Most tickets carry a standard fine of $ 880 for failing to comply with provincial ordinances governing the operation of businesses during a public health emergency. Two people were also fined an additional $ 1,130 for preventing someone from enforcing these orders.
“Investigations of this nature have been initiated following a complaint and proactively,” said Roger Chapman, city manager of municipal and emergency services.
Five of the 16 people were charged with operating hair salons from their private homes between April 3 and June 12, during which time all personal care businesses were to close.
Lydia Nganga, owner of Lydia’s hair salon at Heron Gate, said she felt pressure from customers to cut her hair before the province gave the green light for the reopening.
“I had almost 50 clients on my waiting list,” said Nganga. “They would just call the first week, ‘Lydia, can I come?’ I was like, “No, right now, you have to wait. “”
Nganga resisted the urge to sneak into a quarantine cut at home because one of his clients could have had COVID-19.

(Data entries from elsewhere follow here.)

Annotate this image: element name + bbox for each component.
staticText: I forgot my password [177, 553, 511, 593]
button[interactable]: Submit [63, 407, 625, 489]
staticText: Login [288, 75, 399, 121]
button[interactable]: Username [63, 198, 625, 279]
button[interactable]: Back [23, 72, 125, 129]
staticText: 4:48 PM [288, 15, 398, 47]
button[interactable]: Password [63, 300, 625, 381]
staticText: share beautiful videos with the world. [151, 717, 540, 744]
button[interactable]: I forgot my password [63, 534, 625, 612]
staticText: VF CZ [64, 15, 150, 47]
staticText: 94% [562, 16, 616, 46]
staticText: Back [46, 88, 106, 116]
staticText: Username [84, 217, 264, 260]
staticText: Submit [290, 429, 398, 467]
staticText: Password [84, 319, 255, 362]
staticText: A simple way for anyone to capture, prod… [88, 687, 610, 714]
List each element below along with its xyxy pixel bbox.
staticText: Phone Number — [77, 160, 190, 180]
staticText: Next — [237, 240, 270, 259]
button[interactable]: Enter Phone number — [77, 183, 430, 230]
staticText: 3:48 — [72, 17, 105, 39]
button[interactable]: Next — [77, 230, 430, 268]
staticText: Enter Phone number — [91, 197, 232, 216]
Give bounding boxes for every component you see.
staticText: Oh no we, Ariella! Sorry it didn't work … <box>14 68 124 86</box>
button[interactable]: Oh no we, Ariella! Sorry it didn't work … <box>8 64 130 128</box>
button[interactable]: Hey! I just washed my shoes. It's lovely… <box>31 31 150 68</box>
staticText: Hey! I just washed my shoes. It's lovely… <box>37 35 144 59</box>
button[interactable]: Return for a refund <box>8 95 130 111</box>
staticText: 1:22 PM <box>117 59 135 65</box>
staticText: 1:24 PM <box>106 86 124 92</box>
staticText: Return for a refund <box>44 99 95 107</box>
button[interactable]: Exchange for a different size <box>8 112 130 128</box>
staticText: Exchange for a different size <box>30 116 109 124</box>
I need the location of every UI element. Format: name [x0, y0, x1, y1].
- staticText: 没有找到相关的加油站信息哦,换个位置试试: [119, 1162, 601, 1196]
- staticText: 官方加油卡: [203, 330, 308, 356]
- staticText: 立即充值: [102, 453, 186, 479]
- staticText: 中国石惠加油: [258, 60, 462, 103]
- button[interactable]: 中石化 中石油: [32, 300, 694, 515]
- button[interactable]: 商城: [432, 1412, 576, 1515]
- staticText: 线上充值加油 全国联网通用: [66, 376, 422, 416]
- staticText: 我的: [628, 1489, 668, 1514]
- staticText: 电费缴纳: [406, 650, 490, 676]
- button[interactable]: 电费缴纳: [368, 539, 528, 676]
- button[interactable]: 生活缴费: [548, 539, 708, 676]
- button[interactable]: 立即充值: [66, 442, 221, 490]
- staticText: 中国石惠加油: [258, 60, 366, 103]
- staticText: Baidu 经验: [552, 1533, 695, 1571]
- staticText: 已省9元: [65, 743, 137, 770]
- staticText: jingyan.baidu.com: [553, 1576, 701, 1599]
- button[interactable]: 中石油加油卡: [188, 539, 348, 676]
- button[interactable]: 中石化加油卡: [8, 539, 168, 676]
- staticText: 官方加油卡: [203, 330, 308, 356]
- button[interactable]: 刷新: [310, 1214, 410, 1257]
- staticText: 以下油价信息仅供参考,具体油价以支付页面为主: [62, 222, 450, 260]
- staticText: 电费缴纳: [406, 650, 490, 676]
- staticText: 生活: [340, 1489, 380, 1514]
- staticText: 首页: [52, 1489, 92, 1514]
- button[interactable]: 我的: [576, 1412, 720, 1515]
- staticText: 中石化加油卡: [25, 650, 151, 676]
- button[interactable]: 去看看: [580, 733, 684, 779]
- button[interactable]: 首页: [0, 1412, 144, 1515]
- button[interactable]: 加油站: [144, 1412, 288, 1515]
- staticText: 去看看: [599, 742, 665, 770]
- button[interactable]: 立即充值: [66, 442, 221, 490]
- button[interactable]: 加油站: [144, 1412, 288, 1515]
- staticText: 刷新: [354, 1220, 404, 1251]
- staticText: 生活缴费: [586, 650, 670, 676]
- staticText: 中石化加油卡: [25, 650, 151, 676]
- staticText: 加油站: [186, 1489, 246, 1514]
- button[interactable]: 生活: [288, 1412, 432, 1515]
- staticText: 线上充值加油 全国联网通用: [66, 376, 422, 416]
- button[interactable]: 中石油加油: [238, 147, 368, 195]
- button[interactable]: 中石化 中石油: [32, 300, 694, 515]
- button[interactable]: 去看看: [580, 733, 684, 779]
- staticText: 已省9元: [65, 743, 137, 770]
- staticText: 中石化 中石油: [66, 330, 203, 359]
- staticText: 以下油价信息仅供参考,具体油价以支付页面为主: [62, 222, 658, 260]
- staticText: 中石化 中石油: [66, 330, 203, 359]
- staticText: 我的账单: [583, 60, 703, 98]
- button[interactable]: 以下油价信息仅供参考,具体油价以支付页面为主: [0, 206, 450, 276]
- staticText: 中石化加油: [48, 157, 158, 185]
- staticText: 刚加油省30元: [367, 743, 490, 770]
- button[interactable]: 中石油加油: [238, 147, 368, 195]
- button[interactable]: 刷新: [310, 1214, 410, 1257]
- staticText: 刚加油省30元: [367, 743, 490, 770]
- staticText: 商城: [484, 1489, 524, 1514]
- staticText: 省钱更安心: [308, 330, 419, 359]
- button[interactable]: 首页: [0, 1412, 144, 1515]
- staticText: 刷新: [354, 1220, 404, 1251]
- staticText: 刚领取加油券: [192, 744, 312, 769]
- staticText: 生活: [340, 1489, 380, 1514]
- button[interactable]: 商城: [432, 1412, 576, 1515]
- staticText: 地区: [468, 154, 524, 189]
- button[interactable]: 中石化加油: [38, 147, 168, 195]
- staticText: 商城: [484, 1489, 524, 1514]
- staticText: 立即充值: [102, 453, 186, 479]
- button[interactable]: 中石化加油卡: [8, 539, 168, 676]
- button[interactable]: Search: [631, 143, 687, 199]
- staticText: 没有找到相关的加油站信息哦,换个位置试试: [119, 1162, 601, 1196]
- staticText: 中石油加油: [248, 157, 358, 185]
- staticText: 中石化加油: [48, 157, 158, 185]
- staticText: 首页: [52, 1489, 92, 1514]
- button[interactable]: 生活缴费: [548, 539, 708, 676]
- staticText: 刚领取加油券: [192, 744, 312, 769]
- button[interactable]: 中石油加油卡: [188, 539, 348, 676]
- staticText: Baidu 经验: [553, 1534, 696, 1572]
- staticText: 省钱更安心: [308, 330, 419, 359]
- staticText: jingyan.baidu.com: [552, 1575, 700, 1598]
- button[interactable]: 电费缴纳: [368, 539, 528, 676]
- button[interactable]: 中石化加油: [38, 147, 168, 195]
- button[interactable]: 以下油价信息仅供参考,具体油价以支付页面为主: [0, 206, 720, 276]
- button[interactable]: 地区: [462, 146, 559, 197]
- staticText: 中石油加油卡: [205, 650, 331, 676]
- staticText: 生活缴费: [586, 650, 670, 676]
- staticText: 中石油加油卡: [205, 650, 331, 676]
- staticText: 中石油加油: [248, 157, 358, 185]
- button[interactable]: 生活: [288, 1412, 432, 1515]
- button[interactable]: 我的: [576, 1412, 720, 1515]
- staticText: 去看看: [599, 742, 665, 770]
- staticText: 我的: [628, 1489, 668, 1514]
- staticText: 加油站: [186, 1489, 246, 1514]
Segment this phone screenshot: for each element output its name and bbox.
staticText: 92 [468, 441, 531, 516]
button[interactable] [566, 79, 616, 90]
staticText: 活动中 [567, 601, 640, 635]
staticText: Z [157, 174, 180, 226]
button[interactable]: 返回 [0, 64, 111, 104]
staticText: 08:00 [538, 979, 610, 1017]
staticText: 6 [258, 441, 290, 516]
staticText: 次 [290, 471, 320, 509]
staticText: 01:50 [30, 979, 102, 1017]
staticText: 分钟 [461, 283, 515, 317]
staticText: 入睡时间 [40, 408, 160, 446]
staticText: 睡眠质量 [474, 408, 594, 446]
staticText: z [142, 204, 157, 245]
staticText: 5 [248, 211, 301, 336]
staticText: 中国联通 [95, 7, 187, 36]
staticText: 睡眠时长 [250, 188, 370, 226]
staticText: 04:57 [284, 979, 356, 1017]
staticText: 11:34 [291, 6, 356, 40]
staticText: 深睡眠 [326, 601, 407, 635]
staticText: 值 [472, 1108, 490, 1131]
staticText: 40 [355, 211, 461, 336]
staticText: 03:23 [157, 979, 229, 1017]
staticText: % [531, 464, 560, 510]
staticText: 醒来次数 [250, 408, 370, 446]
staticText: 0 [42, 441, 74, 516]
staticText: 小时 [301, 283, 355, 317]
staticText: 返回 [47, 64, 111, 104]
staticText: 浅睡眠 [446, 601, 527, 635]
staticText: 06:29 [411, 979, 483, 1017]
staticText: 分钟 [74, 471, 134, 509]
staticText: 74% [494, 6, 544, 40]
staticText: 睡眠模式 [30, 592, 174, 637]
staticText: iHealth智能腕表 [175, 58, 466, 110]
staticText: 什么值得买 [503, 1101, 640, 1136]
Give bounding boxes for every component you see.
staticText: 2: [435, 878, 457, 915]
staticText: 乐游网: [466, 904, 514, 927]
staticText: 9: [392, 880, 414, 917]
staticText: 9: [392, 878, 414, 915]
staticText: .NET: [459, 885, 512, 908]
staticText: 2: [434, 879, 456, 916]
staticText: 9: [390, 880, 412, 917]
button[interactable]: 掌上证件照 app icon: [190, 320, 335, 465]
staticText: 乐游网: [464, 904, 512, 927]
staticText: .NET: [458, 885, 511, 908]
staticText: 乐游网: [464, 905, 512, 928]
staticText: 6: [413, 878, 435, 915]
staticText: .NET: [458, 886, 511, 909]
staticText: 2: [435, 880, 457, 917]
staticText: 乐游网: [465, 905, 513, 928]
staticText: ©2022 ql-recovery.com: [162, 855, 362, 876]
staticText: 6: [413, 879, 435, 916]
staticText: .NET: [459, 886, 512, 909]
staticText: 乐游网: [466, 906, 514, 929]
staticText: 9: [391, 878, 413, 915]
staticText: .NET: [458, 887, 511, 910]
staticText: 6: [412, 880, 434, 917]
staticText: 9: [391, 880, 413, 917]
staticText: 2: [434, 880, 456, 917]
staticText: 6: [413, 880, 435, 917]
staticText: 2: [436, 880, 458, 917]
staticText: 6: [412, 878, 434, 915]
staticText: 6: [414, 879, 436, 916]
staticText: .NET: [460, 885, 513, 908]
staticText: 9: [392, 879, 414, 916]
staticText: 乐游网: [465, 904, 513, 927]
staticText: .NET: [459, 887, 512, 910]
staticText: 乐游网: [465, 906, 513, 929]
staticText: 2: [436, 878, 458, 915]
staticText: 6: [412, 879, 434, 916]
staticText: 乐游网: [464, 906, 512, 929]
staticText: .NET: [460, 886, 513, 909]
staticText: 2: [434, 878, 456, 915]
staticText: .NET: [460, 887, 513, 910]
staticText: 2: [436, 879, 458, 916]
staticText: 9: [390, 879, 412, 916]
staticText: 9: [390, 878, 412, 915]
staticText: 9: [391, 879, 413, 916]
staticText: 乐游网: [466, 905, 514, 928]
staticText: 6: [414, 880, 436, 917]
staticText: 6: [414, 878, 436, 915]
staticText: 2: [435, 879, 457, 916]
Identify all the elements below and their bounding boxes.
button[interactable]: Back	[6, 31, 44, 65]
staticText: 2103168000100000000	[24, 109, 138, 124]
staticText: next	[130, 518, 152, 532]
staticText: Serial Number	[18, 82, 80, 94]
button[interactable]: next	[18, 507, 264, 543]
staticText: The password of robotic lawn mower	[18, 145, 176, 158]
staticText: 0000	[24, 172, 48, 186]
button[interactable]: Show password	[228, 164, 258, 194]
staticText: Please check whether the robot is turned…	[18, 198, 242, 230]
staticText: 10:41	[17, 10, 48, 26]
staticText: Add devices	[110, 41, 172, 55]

“I couldn’t put my family in danger of having clients at home, and then one day you find out … that you may have a virus or something,” said Nganga.
Nganga said she supports the government punishing business owners who break the rules.
Focus on individuals
The number of fines imposed for business-related offenses is low compared to those granted to individuals for activities such as violation of park rules.
Ottawa municipal by-law officers issued 110 tickets totaling approximately $ 100,000 in fines to people in April alone for various breaches of pandemic restrictions.
Abby Deshman, Director of Criminal Justice Program at the Canadian Civil Liberties Association (CCLA), said research on law enforcement during the COVID-19 pandemic shows that the focus has been primarily on individuals .
“Much of the law enforcement has focused on people with their families in their local parks … rather than on businesses that open in flagrant violation of the laws,” said Deshman.
Restrictions on businesses have changed considerably since the start of the COVID-19 pandemic. In the beginning, governments closed almost all businesses except those deemed essential and encouraged people to stay at home, except for necessary travel.
Since the provincial government launched its three-stage economic recovery plan in June, more and more businesses have been allowed to reopen with various health protocols in place.
Most of Ontario has now been in Stage 2 of this plan for almost a month, and with the daily rate of new cases of coronavirus declining since the beginning of June, the province is preparing for Stage 3.
The City of Ottawa appears to have relaxed its approach to enforcing restrictions in the event of a pandemic, after a few high-profile incidents which critics claimed were overbroad.
“At the very beginning, officials said that the emphasis was on education [but] he quickly moved on to giving up education for the Ottawa ticket blitz and law enforcement, “said Deshman. I think it has decreased. ”
The city said it now focuses much of its messages on education.
For example, a draft by-law to make masks mandatory will give law enforcement officials the power to fine up to $ 400 for non-compliance, but city officials have made it clear indicated that they were only considering fines for repeat offenders.